“I was stopped by this woman who called me Mr. Selfridge the other day” reveals Jeremy Piven as we chat via webcam (watch above) about his PBS series of the same name. “We took a picture together and her daughter said, ‘Isn’t it funny. She doesn’t know what ‘Entourage’ is.’ That’s fun to me.” In this acclaimed period drama, Piven plays Harry Selfridge the American department store owner who made a name for himself in England. “What’s so beautifully ironic is that Harry Selfridge made his name primarily through advertising. He’s the guy who was taking out full page ads in the Daily Mail when no one was doing that.”
For the actor, wrapping up the show after four seasons “was very emotional. My mother actually was on set that day and my sister was too. That was really great. My mom was my acting teacher from when I was about eight years old. It was emotional. It was bittersweet. I was proud we did all we could do.”

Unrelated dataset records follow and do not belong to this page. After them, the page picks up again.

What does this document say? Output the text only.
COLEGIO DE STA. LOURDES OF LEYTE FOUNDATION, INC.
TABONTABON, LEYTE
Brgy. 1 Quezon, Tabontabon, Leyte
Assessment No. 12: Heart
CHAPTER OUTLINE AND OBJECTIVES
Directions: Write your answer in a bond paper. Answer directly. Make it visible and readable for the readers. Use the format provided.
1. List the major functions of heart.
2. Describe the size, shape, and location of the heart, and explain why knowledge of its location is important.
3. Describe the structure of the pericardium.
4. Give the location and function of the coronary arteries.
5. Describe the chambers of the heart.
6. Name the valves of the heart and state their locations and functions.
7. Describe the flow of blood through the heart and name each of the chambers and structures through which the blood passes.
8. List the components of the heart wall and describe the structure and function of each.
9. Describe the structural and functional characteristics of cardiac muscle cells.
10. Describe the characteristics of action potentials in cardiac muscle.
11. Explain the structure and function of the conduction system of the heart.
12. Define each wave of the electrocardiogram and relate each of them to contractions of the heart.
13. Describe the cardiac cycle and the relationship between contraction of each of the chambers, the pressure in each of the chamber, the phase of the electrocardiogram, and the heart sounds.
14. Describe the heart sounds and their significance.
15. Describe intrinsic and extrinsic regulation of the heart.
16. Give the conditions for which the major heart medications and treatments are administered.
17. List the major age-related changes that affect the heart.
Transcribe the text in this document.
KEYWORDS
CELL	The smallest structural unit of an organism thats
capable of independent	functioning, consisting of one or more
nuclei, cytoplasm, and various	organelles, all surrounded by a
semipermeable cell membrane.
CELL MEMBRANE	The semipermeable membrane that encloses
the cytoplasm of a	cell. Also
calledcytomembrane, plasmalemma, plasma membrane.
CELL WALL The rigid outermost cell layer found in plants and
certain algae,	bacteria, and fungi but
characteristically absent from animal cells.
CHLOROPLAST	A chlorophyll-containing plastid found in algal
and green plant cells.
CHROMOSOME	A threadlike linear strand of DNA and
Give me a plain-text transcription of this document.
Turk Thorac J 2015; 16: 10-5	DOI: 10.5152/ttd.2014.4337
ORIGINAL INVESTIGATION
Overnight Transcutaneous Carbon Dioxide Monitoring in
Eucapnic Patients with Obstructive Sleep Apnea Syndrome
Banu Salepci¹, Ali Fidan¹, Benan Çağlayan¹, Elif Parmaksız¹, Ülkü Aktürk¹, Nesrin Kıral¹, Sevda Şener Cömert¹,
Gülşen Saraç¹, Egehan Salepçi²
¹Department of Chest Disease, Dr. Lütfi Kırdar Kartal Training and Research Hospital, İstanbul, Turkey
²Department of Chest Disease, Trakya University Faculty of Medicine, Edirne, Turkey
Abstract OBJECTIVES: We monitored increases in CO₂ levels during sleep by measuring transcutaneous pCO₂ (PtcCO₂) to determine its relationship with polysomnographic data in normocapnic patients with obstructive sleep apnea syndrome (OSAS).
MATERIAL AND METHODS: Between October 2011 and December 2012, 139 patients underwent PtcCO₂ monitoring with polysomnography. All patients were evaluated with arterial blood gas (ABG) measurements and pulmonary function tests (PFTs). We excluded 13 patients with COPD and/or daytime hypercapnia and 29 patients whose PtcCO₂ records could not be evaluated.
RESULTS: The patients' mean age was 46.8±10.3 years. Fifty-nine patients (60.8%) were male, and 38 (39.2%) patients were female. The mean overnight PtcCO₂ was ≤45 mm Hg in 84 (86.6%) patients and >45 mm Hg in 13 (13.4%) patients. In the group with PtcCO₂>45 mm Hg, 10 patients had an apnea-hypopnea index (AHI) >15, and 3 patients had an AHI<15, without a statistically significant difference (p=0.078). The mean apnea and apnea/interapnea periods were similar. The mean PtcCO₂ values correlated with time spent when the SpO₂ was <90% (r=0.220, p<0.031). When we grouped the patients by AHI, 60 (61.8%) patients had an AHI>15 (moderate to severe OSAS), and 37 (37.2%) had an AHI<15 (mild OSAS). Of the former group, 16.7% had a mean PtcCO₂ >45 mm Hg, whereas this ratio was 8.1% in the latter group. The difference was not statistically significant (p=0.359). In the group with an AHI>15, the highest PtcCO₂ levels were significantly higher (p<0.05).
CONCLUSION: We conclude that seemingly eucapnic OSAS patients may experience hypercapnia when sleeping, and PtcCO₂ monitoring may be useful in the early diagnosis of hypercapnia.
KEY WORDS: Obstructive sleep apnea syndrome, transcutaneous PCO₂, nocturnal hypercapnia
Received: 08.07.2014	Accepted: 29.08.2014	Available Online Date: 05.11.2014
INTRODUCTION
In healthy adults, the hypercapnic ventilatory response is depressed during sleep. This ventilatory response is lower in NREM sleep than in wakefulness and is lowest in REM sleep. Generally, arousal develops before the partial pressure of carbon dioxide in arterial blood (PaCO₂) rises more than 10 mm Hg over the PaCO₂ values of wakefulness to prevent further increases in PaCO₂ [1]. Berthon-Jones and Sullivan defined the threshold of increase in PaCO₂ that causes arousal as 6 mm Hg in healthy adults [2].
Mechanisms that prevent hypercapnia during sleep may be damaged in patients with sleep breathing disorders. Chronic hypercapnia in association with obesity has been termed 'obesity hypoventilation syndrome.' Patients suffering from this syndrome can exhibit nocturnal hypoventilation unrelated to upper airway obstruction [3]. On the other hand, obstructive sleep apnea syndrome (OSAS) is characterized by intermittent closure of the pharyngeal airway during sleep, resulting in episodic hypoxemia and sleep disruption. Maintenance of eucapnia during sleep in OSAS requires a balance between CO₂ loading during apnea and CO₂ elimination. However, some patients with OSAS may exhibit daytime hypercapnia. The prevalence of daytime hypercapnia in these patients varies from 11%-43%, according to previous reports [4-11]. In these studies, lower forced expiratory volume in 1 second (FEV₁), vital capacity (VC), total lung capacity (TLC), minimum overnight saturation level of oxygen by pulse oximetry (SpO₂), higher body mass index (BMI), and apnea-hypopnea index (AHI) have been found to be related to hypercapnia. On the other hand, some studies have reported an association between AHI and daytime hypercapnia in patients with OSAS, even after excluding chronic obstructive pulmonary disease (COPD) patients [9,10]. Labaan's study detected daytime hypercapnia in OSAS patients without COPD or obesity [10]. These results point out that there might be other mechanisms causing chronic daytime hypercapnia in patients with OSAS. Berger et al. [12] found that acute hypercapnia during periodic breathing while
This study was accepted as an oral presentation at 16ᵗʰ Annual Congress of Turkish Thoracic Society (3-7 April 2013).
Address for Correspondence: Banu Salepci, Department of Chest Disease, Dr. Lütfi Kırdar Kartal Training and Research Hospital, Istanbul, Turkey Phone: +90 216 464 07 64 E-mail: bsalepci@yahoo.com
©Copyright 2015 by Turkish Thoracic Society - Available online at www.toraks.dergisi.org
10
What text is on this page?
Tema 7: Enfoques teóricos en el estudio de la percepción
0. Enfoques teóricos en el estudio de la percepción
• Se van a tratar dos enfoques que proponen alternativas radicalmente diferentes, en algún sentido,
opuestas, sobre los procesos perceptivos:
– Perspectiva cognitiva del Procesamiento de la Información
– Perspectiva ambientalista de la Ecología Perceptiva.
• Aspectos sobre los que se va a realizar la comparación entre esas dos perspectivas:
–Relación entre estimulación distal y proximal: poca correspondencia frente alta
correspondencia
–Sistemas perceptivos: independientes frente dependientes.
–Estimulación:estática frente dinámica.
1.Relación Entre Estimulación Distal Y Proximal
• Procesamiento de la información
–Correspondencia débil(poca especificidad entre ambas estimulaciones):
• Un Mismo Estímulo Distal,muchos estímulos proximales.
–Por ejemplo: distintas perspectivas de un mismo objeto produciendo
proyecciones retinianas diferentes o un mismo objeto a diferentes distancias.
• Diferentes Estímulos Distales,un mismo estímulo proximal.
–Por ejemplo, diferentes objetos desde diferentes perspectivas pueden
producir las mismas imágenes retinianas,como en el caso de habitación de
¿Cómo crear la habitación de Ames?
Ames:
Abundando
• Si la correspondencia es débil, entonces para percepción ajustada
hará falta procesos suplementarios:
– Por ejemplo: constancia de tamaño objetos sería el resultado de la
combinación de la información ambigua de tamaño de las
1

He describes the approach he took to end his character’s journey in detail. “When we tell his last chapter, it’s Shakespearean and we don’t pull any punches. I got to kind of come up against it with the directors and the producers. I think the Brits incorporate this credo of having a ‘stiff upper lip’ mentality. But there’s a moment where my character is brought to his knees.” He readily admits, “As an actor you hope to use all that is given in a scene and get out of your own way, to be as present as possible and hope to get lucky. The writing was good, so I got lucky and I got emotional. It was interesting navigating that because that is not their style.”
And, he says “being a producer, I got to be in the mix.” Piven jests, “I was told to never talk about this. So I’m going to actors’ prison.” He thinks this highlights a cultural difference between the two countries. “Americans wear their hearts on their sleeves; sometimes we’re a little too emotionally available or effusive. That’s part of Harry’s journey.”